Unilever has come to blows with one of its top shareholders over its drive to improve its sustainability credentials.
Terry Smith, the man behind Fundsmith investment management company, said last week that the company has “lost the plot” in a letter to his fund, accusing it of being “obsessed with publicly displaying sustainability credentials at the expense of focusing on the fundamentals of the business”.
He cited the “ludicrous” example of CEO Alan Jope pointing to a bottle of Hellmann’s mayonnaise – one of the various brands in the Unilever portfolio – at a strategy launch and stating: “Fighting against food waste, that is the purpose of Hellmann’s.”
With Unilever’s shares having dropped 10 per cent in the past year – after a decade of growth – Mr Smith claimed in his letter: “A company which feels it has to define the purpose of Hellmann’s mayonnaise has in our view clearly lost the plot.”
But what, I ask, is so “ludicrous” about Unilever, one of the UK’s biggest companies, fighting for sustainability? Full disclosure: Mr Jope has been a private client of mine in the past. He’s also appeared on my Leadership 2050 podcast. But I’m not here to defend him or Unilever.
It’s to make the point that business, in today’s world, is also about meeting a greater purpose. The status quo of CEOs simply having to satisfy investors is no longer relevant – they have to satisfy employees and customers too. Recent research by Kantar, using a 12-year data set, found brands recognised as having a high commitment to a purpose grow at twice the rate of others.
So, as a key purpose of its business, Unilever is trying to understand what is the right thing to do from a societal point of view, and what consumers care about.
And frankly, if Hellmann’s and Unilever weren’t addressing things like food waste and unsustainable packaging, we’d be having a go at them. This is what companies are having to do today, and they are making that explicit.

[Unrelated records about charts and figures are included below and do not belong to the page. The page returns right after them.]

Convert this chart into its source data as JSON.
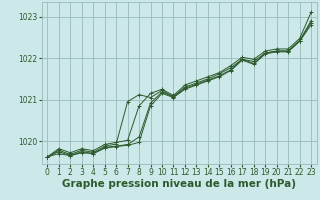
{
  "bg_color": "#cce8e8",
  "grid_color": "#99bbbb",
  "line_color": "#2d5a2d",
  "xlabel": "Graphe pression niveau de la mer (hPa)",
  "xlabel_fontsize": 7.5,
  "ylim": [
    1019.45,
    1023.35
  ],
  "xlim": [
    -0.5,
    23.5
  ],
  "yticks": [
    1020,
    1021,
    1022,
    1023
  ],
  "xticks": [
    0,
    1,
    2,
    3,
    4,
    5,
    6,
    7,
    8,
    9,
    10,
    11,
    12,
    13,
    14,
    15,
    16,
    17,
    18,
    19,
    20,
    21,
    22,
    23
  ],
  "series": [
    [
      1019.62,
      1019.82,
      1019.72,
      1019.82,
      1019.77,
      1019.92,
      1019.97,
      1020.02,
      1020.85,
      1021.15,
      1021.25,
      1021.1,
      1021.35,
      1021.45,
      1021.55,
      1021.65,
      1021.82,
      1022.02,
      1021.97,
      1022.17,
      1022.22,
      1022.22,
      1022.47,
      1023.1
    ],
    [
      1019.62,
      1019.78,
      1019.68,
      1019.78,
      1019.73,
      1019.88,
      1019.93,
      1020.95,
      1021.12,
      1021.05,
      1021.22,
      1021.07,
      1021.3,
      1021.4,
      1021.5,
      1021.62,
      1021.77,
      1021.97,
      1021.92,
      1022.12,
      1022.17,
      1022.17,
      1022.42,
      1022.9
    ],
    [
      1019.62,
      1019.75,
      1019.65,
      1019.75,
      1019.7,
      1019.85,
      1019.88,
      1019.92,
      1020.1,
      1020.92,
      1021.18,
      1021.07,
      1021.27,
      1021.37,
      1021.47,
      1021.57,
      1021.72,
      1021.97,
      1021.87,
      1022.12,
      1022.17,
      1022.17,
      1022.42,
      1022.85
    ],
    [
      1019.62,
      1019.7,
      1019.65,
      1019.72,
      1019.7,
      1019.83,
      1019.87,
      1019.9,
      1019.97,
      1020.85,
      1021.15,
      1021.05,
      1021.25,
      1021.35,
      1021.45,
      1021.55,
      1021.7,
      1021.95,
      1021.85,
      1022.1,
      1022.15,
      1022.15,
      1022.4,
      1022.8
    ]
  ]
}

Let’s not pretend, either, that the sustainability drive is anything new. This strategy goes right back to the very heart of how Unilever operates. It was renewed under Paul Polman when he came in as CEO 13 years ago. If you look at the share price and the returns to shareholders through dividends over that period of time, shareholders have made a huge amount of money from this strategy already.
Alan Jope, who came in three years ago, continued and refocused on it, but fundamentally hasn’t changed it. So, what Mr Smith is looking at is a 12-month period where the share price has started to fall. But there are other factors to consider when considering Unilever’s performance.
One is inflation. In the last year, inflation has gone up 5 per cent and businesses are heavily exposed to inflation on their cost base. We’re looking at a small dip in a very long-term increase in share price.
We should also look at Unilever’s ability to attract people. In a world suffering from the “great resignation”, Unilever is widely regarded as an employer of choice.
Furthermore, trends suggest sustainable companies will be attractive to shareholders going forward. You can see these trends in the oil and gas industry, of all places. I noted last year how an activist investor, Follow This, put forward to Shell’s shareholders a more ambitious plan than Shell itself for net zero emissions. Granted, the Follow This plan was rejected with 30 per cent of the vote.
But look at the increase in support from previous years, when similar plans were proposed: in 2020, it was supported by just 14 per cent. In 2016, it was 3 per cent. So, is a short-term fall in Unilever’s share price a reason to change a strategy that has worked for a long time? No, because it is not about historical success, it is about the future. If we look at what is needed today – and in the future – my opinion is absolutely not.
Dr Andrew White directs the advanced management and leadership programme at Oxford University’s Saïd Business School.